I'm a thief and an assassin, and treat the game as a continuation of the Thief universe. I'm in it for the sneaking, but I like the free form nature of the game, the fact that you can ignore the quests and set off into this big, complex world. You really can explore. All the best moments have been in the shadows. Pick pockets, open locks, creep away.

We're really excited about Warhammer Online - a World Of Warcraft-style affair that shows its British roots with a real underlying sense of humour. Can you take po-faced fantasy seriously? Or do you prefer stuff that's slightly more tongue-in-cheek?
If it offers good gameplay, I don't mind. You should be able to immerse yourself in a game - in other words, take it seriously in context. Taking it seriously is part of the fun.

What have been your favourite games of the past few years?
Far Cry, Call Of Duty, Half-Life 2 and a great many fan missions for Thief!
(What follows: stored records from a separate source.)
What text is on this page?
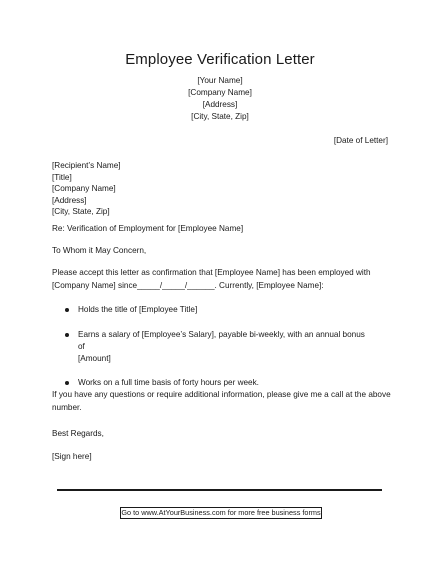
Employee Verification Letter
[Your Name]
[Company Name]
[Address]
[City, State, Zip]
[Date of Letter]
[Recipient’s Name]
[Title]
[Company Name]
[Address]
[City, State, Zip]
Re: Verification of Employment for [Employee Name]
To Whom it May Concern,
Please accept this letter as confirmation that [Employee Name] has been employed with
[Company Name] since_____/_____/______. Currently, [Employee Name]:
Holds the title of [Employee Title]
Earns a salary of [Employee’s Salary], payable bi-weekly, with an annual bonus of
[Amount]
Works on a full time basis of forty hours per week.
If you have any questions or require additional information, please give me a call at the above
number.
Best Regards,
[Sign here]
Go to www.AtYourBusiness.com for more free business forms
A good fan mission is a joy, because the author reads your mind.

Do you think Discworld would ever work as either an Oblivion-style solo adventure or as a gargantuan MMO?
No. I think games like that have to be slightly vanilla, so the player does some of the work. I don't think a Discworld game could be free form enough.

Even though they were fiendishly difficult, the Discworld point-and-clicks are our favourites. How heavy was your involvement with them? Do you remember them as fondly as we do?
My involvement was very high with the first, and when I realised the guys knew what they were doing, I let them get on with it. They were fun, and of their time."

Did you get the number of that donkey cart? "I think it was 'one'!